Hey everyone! I’m Jules and I help the balance team leverage data to make smart changes to the game. I wanted to offer some insight into how we evaluate champion balance and discuss the nuances of power, win rate, play rate, and ban rate. Getting started: our primary goal is to empower you to succeed with any champion. When you’re picking a champion, ideally, that decision is agnostic of power. Situationally, some champions will always be stronger than others due to team compositions, synergies, and counterpicks - all of these are an integral part of League of Legends. All else equal, our philosophy is you shouldn’t feel compelled to pick a champion because it’s OP.
Power is the degree to which a champion is capable of winning. Champions might specialize in late game scaling or teamfights or pentakills or objective control, but those are simply tools to achieve the primary objective: destroying the enemy Nexus. Power is not constant. In a given game, it is a function of the champions being played and the skill of the players with those champions. Kog’Maw isn’t powerful in every situation, but he’s incredibly powerful with the correct team composition in the hands of skilled players. Just as one could use KDA to measure a champion’s ability to score kills and avoid death, we leverage win rate as one way to measure a champion’s ability to win, or power.
If a champion’s power is analogous to true accuracy, a champion’s win rate is akin to empirical accuracy. Win rate is the probability of winning given the current ecosystem of champions and players. It tells us something about the power of the champion (powerful champions are more likely to win), but it also tells us something about the skill of the player (skilled players are more likely to win). More powerful champions tend to have higher win rates, but win rate is an imperfect measure of power because it’s conflated with player skill. We can validate this by observing that a champion’s win rate tends to drop during the free-to-play rotation, due to an influx of inexperienced players. One implication of this is that champions can be balanced above or below 50% win rate. According to our data, only a fraction of Azir players are highly skilled with him, so we expect his win rate to be sub-50% in a balanced state. Conversely, a large proportion of players playing Heimerdinger are die-hard mains, so we expect his win rate to be above 50%.
We take into account the impact of changes at all levels of play, but that doesn’t mean we pretend all players fit one mold. Skilled players make decisions with greater information and execute on those decisions with greater precision. We’re comfortable saying that we look closely at these players to best understand the metagame and balance of League of Legends. We believe balancing around a skillfully - but not perfectly - played game creates the best competitive experience for everyone. It also encourages mastery. Sure, Twisted Fate is challenging to play, but as we better learn his kit, we realize what he’s capable of and start pulling off crazy plays. It feels good and makes the investment well worth it.
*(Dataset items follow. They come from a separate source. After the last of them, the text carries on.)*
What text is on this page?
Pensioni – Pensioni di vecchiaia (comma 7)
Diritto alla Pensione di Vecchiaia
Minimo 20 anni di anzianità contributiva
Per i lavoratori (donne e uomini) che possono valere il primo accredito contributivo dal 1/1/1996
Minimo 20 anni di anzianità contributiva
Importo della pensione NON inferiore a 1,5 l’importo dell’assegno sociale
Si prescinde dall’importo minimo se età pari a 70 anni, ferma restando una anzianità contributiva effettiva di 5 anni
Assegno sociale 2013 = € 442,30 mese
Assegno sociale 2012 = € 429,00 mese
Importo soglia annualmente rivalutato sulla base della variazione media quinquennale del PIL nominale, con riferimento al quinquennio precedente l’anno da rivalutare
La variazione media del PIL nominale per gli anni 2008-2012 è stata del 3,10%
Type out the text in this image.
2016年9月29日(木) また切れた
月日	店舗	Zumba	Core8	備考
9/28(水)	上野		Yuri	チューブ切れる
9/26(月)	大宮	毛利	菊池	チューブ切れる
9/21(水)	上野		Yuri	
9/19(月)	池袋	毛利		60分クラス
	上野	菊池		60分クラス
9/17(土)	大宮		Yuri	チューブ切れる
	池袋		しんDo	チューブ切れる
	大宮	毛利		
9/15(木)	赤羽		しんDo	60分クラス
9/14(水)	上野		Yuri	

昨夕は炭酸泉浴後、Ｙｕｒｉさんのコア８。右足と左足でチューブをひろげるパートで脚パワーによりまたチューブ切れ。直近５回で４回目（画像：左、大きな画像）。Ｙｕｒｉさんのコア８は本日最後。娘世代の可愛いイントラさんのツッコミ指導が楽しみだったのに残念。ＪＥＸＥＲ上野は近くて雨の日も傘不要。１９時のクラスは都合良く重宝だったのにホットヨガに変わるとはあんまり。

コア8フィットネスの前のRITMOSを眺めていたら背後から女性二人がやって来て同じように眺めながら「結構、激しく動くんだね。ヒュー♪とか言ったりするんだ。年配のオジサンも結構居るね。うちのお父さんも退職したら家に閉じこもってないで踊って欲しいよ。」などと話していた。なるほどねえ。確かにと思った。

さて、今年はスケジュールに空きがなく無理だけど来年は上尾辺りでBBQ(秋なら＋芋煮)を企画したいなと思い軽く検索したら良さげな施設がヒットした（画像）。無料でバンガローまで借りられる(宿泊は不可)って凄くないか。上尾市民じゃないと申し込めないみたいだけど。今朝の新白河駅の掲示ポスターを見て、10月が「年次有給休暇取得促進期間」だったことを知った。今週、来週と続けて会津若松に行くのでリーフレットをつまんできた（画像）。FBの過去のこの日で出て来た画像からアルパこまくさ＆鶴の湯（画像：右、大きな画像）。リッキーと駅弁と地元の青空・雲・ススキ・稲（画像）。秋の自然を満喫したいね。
Play rate is the likelihood a champion is picked in an individual game. If players were robots that optimized only on winning, play rate would be highly indicative of power. In reality, players care about winning, but they also care about having fun and playing what appeals to them. Ahri is more appealing than Urgot for most players, so we expect Ahri to be more popular than Urgot. Play rate trends can teach us something about power, but the signal is blurry. We also care about champion variety (e.g. not seeing Jinx every game), but one of our tenets is to avoid sacrificing balance just to promote variety. In other words, we won’t nerf champions just because they’re popular and we won’t buff champions just because they’re unpopular.
Listening is another way we evaluate balance. When everyone is complaining about Nidalee, we don’t act rashly, but we do refocus our attention. While it doesn’t replace reading the boards or communicating directly, ban rate does complement anecdotal evidence with a more objective lens. One caveat of ban rate is that it is highly influenced by play rate. Even if Rumble is strong, he’s probably not worth a ban if the opposing team is unlikely to pick him. As a rule of thumb, optimal ban strategy (i.e. the strategy that maximizes your probability of winning) is to ban champions that are both high win rate and high play rate. In reality, ban rate is not only a function of win rate and play rate, but also of perception of power, transparency of power, frustration, and risk-aversion. A few months ago when LeBlanc held the title of most banned, she was a suboptimal ban outside of Master/Challenger. Janna, statistically one of the best bans in the game, was banned in less than 1% of games. With that understanding, we keep a close eye on ban rates but don’t let them single-handedly drive balance decisions.
Data matters, but it’s only one part of the equation. Believe it or not, we play League of Legends too. We feel it just as quickly as you when Skarner is in every game and, more importantly, winning every game. We want a fun and balanced game not just because it’s our job but because we’re players. We acknowledge we’re human and susceptible to a plethora of cognitive biases. That’s exactly why we leverage information from all angles. Ultimately, everything we do is an effort to make League of Legends the most fun it can be. In the next dev blog, Jag will discuss how we examine champion balance from a design perspective.